Le monde occidental, avec sa presse et ses médias, a crié qu'il faut démystifier la cité. Qu'il est temps de se rendre compte qu'elle n'est qu'une ville comme les autres villes, qu'il faut la faire évoluer vers une ville du groupuscule siècle. Cela nous ramène à la question à savoir si Jérusalem doit être une métropole du présent ou rester un vestige du passé.

 Selon notre tradition Jérusalem est encore autre chose; elle est la cité du futur. Celle pour laquelle nous prions pour sa reconstruction qui doit introduire le monde dans un ère nouvelle, où Jérusalem sera perçue par tout le monde comme hamakom, comme l'endroit par excellence, telle que l'ont expérimentée autrefois Abraham, Isaac, Jacob et le Peuple Juif. Le troisième Temple est celui du futur, celui de la reconnaissance universelle de D. comme maître de la création.

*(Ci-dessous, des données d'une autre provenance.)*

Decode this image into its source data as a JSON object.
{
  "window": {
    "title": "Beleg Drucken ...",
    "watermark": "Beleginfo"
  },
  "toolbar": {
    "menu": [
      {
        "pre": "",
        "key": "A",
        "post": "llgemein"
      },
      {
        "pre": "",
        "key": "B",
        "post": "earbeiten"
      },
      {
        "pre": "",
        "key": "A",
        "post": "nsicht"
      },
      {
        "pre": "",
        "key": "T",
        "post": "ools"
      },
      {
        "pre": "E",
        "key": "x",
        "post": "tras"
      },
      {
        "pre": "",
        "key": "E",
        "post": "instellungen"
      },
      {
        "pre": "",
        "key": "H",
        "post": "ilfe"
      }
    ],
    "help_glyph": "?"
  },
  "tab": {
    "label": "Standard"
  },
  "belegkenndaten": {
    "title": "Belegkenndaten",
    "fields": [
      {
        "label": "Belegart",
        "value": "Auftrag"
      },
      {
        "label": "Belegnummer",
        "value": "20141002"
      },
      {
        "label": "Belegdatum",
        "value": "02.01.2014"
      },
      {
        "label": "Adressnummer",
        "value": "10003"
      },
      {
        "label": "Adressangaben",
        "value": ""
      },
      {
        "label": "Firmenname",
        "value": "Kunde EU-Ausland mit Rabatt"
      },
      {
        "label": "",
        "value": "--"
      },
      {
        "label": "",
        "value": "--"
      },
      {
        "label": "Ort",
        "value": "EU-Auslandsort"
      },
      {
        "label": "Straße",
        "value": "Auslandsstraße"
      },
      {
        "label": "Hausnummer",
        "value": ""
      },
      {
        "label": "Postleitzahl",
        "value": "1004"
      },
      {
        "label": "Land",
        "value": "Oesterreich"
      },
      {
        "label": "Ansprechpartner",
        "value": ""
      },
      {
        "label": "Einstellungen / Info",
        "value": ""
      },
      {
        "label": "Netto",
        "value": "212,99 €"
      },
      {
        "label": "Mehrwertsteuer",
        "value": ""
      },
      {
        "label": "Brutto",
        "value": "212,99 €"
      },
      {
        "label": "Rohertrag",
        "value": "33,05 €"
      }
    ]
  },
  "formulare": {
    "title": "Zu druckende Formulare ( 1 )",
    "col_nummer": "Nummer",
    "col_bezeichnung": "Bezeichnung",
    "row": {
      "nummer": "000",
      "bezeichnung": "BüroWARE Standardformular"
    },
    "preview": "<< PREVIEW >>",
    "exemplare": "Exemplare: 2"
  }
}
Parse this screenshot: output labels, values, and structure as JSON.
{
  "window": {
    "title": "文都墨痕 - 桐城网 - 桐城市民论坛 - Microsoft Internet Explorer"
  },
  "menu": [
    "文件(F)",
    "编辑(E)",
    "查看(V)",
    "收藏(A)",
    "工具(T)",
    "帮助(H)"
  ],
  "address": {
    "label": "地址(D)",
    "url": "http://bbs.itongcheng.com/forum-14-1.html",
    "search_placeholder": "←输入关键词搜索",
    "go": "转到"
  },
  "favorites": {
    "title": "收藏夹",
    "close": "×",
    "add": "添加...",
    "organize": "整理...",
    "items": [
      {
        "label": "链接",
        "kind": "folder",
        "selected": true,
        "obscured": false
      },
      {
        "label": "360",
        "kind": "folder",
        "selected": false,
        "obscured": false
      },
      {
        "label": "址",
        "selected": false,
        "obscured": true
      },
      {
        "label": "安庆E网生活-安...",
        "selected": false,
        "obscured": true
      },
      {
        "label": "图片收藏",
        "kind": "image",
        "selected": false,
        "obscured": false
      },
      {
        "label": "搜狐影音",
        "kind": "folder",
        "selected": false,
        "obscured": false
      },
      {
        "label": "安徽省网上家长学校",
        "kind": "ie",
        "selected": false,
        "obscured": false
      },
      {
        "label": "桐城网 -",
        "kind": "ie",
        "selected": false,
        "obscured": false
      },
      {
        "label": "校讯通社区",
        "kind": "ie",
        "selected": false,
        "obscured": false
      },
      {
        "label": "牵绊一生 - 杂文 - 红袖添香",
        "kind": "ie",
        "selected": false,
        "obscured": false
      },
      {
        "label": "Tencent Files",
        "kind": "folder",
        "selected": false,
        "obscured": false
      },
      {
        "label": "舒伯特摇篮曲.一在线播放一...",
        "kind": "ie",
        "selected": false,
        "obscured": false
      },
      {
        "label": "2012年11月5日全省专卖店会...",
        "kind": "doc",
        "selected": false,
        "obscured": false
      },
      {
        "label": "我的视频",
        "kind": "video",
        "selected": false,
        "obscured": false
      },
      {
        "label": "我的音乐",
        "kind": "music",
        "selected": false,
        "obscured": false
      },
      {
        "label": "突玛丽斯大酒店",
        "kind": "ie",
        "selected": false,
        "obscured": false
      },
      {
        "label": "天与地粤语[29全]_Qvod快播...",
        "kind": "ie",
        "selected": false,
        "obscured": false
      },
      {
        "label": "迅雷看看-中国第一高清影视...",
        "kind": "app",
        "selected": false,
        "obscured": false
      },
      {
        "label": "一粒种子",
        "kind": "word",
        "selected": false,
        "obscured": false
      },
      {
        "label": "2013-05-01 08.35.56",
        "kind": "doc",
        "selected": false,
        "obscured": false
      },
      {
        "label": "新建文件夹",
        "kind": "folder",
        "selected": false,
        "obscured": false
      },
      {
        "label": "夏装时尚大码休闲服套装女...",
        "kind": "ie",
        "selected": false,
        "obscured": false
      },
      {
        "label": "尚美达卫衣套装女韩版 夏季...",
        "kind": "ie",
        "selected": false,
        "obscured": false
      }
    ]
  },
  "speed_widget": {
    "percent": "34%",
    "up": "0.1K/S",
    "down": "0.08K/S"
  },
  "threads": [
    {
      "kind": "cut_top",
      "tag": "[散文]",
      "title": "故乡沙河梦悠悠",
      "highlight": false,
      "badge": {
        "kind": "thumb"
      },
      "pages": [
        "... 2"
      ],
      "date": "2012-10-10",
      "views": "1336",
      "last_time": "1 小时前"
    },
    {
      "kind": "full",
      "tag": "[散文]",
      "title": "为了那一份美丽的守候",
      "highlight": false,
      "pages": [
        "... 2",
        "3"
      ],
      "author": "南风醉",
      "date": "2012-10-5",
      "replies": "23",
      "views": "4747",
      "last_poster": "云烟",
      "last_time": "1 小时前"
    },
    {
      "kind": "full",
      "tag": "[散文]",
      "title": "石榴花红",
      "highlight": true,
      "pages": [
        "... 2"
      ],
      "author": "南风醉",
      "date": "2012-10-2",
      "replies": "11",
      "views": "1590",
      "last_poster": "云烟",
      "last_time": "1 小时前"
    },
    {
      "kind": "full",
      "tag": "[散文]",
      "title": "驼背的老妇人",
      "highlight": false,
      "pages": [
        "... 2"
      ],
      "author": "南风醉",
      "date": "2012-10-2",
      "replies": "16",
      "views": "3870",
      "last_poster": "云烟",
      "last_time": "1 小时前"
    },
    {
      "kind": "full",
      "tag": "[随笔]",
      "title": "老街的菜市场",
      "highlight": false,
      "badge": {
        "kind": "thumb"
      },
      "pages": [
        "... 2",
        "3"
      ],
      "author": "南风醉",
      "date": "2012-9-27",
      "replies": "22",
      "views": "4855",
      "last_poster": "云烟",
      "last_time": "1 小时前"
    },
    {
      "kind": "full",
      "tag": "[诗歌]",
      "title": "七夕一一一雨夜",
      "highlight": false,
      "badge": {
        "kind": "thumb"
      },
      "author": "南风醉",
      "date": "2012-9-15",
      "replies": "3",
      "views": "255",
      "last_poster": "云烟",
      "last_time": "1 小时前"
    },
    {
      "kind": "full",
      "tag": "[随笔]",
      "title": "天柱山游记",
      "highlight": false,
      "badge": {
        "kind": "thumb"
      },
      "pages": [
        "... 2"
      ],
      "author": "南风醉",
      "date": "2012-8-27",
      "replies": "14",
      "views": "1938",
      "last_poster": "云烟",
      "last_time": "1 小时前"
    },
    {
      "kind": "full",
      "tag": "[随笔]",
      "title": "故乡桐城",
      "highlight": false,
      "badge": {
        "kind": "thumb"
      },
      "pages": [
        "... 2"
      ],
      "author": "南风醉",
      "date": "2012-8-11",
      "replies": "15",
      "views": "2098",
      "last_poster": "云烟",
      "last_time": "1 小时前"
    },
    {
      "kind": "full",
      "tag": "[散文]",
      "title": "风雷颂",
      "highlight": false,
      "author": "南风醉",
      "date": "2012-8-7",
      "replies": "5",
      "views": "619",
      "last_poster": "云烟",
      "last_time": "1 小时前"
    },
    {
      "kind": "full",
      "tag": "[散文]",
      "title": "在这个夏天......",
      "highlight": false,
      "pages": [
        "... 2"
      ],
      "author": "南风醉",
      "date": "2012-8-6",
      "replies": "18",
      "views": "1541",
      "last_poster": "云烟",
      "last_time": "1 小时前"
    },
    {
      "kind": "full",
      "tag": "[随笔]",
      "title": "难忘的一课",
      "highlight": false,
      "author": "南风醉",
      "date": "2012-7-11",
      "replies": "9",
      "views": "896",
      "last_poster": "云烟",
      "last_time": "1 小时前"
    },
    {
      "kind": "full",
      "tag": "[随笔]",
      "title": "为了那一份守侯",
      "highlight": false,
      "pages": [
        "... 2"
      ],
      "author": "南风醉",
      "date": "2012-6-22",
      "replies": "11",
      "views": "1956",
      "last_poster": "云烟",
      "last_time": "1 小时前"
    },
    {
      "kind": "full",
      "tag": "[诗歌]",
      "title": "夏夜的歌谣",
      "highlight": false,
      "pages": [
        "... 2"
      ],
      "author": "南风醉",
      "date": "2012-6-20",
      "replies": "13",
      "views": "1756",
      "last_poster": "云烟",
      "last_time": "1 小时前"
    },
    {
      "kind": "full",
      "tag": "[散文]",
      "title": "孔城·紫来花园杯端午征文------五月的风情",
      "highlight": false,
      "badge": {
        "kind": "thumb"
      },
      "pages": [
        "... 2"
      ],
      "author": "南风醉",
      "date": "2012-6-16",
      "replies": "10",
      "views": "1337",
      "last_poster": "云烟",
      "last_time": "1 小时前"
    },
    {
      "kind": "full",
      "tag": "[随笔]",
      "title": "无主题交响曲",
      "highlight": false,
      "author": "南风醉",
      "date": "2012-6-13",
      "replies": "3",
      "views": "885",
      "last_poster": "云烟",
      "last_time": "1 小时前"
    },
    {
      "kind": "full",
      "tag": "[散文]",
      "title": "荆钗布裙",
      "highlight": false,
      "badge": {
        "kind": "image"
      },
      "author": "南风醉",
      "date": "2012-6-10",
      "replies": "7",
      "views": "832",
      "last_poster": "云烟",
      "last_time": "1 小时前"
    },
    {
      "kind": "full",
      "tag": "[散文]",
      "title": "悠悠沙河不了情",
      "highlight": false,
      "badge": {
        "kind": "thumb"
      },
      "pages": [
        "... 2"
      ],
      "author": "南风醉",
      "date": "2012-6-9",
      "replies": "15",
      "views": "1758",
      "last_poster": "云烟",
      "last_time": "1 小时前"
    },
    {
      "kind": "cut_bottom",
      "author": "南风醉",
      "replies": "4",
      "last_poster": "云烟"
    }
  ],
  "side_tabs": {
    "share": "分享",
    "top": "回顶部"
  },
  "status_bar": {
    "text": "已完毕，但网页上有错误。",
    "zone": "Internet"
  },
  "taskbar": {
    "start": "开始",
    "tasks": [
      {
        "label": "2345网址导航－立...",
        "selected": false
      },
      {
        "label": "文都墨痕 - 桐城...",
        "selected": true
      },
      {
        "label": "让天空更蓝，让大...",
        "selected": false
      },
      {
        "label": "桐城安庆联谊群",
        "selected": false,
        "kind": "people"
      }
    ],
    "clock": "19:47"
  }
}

 Les Juifs ont la mitsvah d'aller 3 fois par an pélériner dans le Temple; lir'oth et pené ha'adon, “pour aller voir le visage du Maître”. Le terme lir'oth est écrit d'une façon qui permet une autre lecture: le'ra'oth pour aller se montrer, c'est à dire se faire voir. On visite Jérusalem et on va voir le temple non-pas par curiosité touristique. Le Juif y va pour y rencontrer D. Pour y voir la kedoucha, la sainteté qui est omniprésente dans la ville : le service du Temple, les yechivoth, les synagogues. Il y va pour y trouver de l'inspiration spirituelle, pour nourrir l'âme. Il y retourne régulièrement, notamment lors des prochaines fêtes. Il y va de nouveau pour “voir”. Mais cette fois-ci il y va aussi pour se “montrer”. Car il a quoi montrer! Regarde, dit-il à D., Tu vois, je ne suis plus la même personne, j'ai bien évolué depuis la dernière fois que je suis venu dans ce Temple. J'ai su intégrer la kedoucha, la sainteté et toutes les leçons de la ville, des kohanim -les prêtres, et des rabbins. Et maintenant je suis bien plus raffiné qu'auparavent. Ce Juif est fier de lui même, il n'est pas venu pour rien. Son retour maintenant est pour trouver encore une nouvelle inspiration pour accéder à une nouvelle élévation.
 
 

Gardons Jérusalem la ville du futur, une ville de chalom véritable. Ne la laissons pas devenir un vestige touristique de l'antiquité. Ne la laissons pas non plus sombrer vers une ville impersonnelle de plus de la dite modernité. Faisons savoir au monde que Jérusalem doit devenir hamakom, l'endroit de l'espace, où l'humanité peut trouver sa finalité. En attendant la reconstruction du 3ème Temple ce sont les yechivith, les lieux d'étude de la Torah qui assurent le chemin vers cet avenir. Conservons et construisons la kedoucha, la sainteté pour en faire la capitale du machia'ah, --bimhétra biyaménou, rapidement de nos jours, amen.


Notes:
[*] Nous ignorons ce qui a amené l'état d'Israël à “fêter” maintenant les 3000 ans de Jérusalem. Selon la tradition juive la Sortie d'Egypte a eu lieu dans l'année 2448. Le roi David transféra son trône de `Hebron à Jérusalem dans l'année 2891, c'est à dire il y a 2865 années. Les trois milles ans de cette ville seront donc pour dans 135 années!

[**] Il est intéressant de rappeler que parmi les différents miracles qui avaient lieu dans le premier Temple, plusieurs concernaient l'espace. Ainsi ce n'était jamais arrivé que quelqu'un dise tsar li hamakom, l'espace m'est étroit à Jérusalem. Et bien que les gens au Temple étaient très serrés, il y avait toujours l'espace pour s'y prosterner. Aussi, en mesurant l'intérieur du Sacerdoce on pouvait constater que miraculeusement l'arche n'occupait point d'espace!